Earlier this year we announced our intent to provide certificate revocation information exclusively via Certificate Revocation Lists (CRLs), ending support for providing certificate revocation information via the Online Certificate Status Protocol (OCSP). Today we are providing a timeline for ending OCSP services:
- January 30, 2025
- OCSP Must-Staple requests will fail, unless the requesting account has previously issued a certificate containing the OCSP Must Staple extension
- May 7, 2025
- Prior to this date we will have added CRL URLs to certificates
- On this date we will drop OCSP URLs from certificates
- On this date all requests including the OCSP Must Staple extension will fail
- August 6, 2025
- On this date we will turn off our OCSP responders
Additionally, a very small percentage of our subscribers request certificates with the OCSP Must Staple Extension. If you have manually configured your ACME client to request that extension, action is required before May 7. See "Must Staple" below for details.
OCSP and CRLs are both mechanisms by which CAs can communicate certificate revocation information, but CRLs have significant advantages over OCSP. Let's Encrypt has been providing an OCSP responder since our launch nearly ten years ago. We added support for CRLs in 2022.
Websites and people who visit them will not be affected by this change, but some non-browser software might be.
We plan to end support for OCSP primarily because it represents a considerable risk to privacy on the Internet. When someone visits a website using a browser or other software that checks for certificate revocation via OCSP, the Certificate Authority (CA) operating the OCSP responder immediately becomes aware of which website is being visited from that visitor's particular IP address. Even when a CA intentionally does not retain this information, as is the case with Let's Encrypt, CAs could be legally compelled to collect it. CRLs do not have this issue.
We are also taking this step because keeping our CA infrastructure as simple as possible is critical for the continuity of compliance, reliability, and efficiency at Let's Encrypt. For every year that we have existed, operating OCSP services has taken up considerable resources that can soon be better spent on other aspects of our operations. Now that we support CRLs, our OCSP service has become unnecessary.

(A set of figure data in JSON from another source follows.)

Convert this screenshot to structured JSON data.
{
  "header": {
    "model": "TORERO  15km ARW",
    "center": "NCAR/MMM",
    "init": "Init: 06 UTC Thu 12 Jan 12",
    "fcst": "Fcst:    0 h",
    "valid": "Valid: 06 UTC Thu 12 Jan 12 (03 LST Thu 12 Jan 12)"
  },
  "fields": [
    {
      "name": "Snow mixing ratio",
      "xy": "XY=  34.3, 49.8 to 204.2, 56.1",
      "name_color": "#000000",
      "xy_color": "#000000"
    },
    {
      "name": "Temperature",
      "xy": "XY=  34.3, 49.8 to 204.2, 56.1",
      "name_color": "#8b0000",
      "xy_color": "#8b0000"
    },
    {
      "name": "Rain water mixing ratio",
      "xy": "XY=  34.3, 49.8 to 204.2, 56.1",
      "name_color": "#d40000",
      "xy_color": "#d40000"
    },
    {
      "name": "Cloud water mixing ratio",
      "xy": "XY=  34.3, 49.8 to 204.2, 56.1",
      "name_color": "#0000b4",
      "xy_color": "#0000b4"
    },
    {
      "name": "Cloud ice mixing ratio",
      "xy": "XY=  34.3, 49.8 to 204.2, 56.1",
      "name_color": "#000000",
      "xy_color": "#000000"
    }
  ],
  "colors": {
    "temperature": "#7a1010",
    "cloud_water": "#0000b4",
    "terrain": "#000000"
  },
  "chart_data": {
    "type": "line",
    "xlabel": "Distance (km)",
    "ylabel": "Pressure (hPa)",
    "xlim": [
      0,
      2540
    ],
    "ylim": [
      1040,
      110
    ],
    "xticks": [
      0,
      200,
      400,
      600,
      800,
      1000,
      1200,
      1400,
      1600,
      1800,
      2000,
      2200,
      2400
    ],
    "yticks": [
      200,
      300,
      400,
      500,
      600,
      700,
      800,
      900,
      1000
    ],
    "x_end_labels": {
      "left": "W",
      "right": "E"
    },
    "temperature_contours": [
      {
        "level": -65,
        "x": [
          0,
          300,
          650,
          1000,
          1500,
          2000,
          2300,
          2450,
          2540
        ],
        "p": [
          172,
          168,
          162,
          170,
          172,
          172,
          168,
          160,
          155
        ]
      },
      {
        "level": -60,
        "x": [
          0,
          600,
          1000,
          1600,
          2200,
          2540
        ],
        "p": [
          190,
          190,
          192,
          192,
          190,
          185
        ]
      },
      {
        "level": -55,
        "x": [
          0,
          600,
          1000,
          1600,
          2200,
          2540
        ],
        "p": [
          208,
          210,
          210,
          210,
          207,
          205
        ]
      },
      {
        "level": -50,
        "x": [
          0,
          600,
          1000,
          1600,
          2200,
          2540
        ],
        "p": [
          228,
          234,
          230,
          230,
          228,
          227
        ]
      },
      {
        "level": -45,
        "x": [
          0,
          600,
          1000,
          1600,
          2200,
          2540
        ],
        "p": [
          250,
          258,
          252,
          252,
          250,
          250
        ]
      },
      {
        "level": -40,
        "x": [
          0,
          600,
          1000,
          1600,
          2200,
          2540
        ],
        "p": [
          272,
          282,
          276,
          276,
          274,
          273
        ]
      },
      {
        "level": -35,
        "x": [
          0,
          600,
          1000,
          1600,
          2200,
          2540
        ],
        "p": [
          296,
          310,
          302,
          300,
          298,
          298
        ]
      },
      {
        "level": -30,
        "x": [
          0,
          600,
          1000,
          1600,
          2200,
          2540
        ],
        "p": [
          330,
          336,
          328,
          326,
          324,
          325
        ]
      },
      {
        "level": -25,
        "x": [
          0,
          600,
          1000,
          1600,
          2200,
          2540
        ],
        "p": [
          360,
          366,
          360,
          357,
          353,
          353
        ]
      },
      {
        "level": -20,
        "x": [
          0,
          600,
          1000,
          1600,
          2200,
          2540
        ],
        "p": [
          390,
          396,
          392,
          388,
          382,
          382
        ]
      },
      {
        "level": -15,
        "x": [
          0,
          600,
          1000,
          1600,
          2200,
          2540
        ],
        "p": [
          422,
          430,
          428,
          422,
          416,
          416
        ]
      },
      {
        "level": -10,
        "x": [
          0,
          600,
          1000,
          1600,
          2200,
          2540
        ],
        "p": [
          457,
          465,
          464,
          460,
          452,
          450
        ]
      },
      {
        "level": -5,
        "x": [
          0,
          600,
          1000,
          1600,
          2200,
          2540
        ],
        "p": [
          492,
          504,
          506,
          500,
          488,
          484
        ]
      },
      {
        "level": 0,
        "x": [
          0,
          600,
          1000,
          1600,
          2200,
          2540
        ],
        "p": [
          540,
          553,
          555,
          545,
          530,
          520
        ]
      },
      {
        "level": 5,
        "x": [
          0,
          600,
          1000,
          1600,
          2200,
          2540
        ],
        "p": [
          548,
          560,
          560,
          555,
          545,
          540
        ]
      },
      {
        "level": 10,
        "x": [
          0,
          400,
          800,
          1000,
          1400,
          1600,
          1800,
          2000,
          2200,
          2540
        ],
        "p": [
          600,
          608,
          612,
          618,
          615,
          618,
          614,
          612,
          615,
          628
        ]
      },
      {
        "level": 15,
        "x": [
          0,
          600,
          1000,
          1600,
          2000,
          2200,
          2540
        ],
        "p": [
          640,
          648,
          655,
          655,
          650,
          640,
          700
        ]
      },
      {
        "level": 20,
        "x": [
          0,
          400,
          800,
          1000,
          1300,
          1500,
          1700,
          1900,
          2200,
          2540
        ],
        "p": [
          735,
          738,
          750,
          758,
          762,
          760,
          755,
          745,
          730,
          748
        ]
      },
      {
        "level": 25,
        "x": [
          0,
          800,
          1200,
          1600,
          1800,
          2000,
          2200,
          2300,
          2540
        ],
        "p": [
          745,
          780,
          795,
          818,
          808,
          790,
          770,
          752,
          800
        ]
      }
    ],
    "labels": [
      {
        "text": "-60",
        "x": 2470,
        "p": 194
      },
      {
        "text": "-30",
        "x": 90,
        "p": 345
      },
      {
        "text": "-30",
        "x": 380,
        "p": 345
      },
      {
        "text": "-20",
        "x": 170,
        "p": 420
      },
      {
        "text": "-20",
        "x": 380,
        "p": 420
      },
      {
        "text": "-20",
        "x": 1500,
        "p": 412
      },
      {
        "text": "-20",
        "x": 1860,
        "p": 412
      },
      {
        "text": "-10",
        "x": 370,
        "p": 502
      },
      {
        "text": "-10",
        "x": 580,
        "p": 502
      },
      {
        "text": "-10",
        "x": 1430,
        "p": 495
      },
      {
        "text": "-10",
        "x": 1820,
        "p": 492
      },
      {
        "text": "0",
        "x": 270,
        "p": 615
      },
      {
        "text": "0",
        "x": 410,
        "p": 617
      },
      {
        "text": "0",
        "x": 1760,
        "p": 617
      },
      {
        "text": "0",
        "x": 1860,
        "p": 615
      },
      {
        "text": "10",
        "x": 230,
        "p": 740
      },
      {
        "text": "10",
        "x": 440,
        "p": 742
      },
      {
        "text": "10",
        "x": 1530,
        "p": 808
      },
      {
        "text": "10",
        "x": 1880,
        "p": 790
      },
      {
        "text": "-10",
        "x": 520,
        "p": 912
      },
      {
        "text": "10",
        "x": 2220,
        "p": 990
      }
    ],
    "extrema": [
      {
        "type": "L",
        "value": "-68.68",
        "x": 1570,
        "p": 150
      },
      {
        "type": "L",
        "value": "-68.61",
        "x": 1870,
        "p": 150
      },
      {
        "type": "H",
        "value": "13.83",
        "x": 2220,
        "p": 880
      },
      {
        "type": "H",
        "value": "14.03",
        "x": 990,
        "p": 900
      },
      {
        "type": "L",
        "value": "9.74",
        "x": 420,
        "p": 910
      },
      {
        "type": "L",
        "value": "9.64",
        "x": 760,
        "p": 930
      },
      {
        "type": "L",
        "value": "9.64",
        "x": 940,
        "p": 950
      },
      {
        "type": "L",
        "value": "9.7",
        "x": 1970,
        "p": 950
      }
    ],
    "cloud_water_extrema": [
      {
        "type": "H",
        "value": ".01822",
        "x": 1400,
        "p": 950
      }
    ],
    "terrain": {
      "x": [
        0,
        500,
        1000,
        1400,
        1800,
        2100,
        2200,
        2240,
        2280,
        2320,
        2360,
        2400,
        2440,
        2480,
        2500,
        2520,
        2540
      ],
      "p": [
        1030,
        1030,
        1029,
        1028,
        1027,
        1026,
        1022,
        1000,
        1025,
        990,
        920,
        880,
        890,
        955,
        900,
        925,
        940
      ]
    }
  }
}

We recommend that anyone relying on OCSP services today start the process of ending that reliance as soon as possible. If you use Let's Encrypt certificates to secure non-browser communications such as a VPN, you should ensure that your software operates correctly if certificates contain no OCSP URL.
Must Staple
Because of the privacy issues with OCSP, browsers and servers implement a feature called "OCSP Stapling", where the web server sends a copy of the appropriate OCSP response during the TLS handshake, and the browser skips making a request to the CA, thus better preserving privacy.

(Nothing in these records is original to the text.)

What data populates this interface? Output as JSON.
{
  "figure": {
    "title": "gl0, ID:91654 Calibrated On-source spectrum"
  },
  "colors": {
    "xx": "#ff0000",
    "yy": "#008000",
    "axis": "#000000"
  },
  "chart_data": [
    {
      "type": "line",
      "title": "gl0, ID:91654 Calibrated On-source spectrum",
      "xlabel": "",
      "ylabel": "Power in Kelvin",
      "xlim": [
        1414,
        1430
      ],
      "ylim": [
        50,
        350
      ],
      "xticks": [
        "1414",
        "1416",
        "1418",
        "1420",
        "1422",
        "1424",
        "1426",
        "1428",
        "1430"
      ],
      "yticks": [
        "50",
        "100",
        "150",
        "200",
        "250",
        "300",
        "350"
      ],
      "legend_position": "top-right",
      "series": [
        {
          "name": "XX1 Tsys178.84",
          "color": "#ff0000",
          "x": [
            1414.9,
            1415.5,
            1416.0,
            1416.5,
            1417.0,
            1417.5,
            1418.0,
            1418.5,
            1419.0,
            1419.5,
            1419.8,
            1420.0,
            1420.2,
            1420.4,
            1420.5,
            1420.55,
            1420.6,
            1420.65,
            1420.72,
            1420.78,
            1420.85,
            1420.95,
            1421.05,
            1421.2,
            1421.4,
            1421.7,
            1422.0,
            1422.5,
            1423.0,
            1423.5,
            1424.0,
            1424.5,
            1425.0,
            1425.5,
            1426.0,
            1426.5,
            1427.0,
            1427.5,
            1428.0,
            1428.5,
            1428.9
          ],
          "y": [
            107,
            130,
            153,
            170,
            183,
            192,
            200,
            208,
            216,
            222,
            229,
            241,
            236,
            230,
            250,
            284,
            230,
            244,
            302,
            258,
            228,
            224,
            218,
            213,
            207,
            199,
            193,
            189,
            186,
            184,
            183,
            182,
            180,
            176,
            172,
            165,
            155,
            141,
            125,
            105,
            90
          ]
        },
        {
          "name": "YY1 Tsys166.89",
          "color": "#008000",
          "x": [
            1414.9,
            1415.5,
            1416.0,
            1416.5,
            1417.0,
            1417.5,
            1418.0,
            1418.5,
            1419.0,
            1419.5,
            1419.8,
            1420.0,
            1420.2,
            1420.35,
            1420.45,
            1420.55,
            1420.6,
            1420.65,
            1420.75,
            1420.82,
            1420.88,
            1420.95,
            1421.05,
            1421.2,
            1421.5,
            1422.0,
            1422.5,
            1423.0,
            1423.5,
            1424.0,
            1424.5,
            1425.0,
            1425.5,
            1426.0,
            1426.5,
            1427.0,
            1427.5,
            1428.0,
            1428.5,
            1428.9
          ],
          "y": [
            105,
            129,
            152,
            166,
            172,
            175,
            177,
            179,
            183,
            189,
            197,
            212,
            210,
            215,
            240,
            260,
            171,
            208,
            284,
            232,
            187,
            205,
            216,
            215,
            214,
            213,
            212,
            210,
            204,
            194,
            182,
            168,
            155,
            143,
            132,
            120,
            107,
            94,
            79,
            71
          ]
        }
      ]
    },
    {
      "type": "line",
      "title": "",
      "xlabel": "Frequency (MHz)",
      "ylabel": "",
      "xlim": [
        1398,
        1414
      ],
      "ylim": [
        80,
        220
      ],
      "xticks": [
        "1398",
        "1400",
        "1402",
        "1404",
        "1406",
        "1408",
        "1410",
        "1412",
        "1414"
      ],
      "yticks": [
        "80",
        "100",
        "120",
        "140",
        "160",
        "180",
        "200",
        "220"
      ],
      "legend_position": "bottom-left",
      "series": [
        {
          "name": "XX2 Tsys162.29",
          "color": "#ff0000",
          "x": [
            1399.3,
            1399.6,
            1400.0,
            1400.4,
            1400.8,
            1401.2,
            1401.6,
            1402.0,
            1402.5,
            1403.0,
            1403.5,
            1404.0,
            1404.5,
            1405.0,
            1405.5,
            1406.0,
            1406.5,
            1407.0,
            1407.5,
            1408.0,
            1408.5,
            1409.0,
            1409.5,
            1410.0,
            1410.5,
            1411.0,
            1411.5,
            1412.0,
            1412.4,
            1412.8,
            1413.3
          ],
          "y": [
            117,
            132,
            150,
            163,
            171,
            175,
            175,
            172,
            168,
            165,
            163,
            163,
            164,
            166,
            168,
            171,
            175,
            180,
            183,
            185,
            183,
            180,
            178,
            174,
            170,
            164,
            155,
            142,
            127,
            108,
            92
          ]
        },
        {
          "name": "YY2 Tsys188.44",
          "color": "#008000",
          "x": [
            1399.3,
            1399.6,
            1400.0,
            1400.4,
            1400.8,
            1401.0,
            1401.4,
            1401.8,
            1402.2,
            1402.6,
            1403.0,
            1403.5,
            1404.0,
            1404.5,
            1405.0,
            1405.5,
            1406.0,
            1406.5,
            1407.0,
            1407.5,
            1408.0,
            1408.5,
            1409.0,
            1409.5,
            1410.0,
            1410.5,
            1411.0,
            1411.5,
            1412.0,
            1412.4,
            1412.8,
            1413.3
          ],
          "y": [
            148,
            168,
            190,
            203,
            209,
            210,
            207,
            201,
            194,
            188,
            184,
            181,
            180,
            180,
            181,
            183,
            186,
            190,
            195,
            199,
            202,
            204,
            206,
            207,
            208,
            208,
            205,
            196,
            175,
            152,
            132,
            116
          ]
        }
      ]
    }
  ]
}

In addition to OCSP Stapling (a TLS feature negotiated at handshake time), there's an extension that can be added to certificates at issuance time, colloquially called "OCSP Must Staple." This tells browsers that, if they see that extension in a certificate, they should never contact the CA about it and should instead expect to see a stapled copy in the handshake. Failing that, browsers should refuse to connect. This was designed to solve some security problems with revocation.
Let's Encrypt has supported OCSP Must Staple for a long time, because of the potential to improve both privacy and security. However, Must Staple has failed to get wide browser support after many years. And popular web servers still implement OCSP Stapling in ways that create serious risks of downtime.
As part of removing OCSP, we'll also be removing support for OCSP Must Staple. CRLs have wide browser support and can provide privacy benefits to all sites, without requiring special web server configuration. Thanks to all our subscribers who have helped with the OCSP Must Staple experiment.
If you are not certain whether you are using OCSP Must Staple, you can check this list of hostnames and certificate serials (11.1 MB, .zip).
As of January 30, 2025, issuance requests that include the OCSP Must Staple extension will fail, unless the requesting account has previously issued a certificate containing the OCSP Must Staple extension.
As of May 7, all issuance requests that include the OCSP Must Staple extension will fail, including renewals. Please change your ACME client configuration to not request the extension.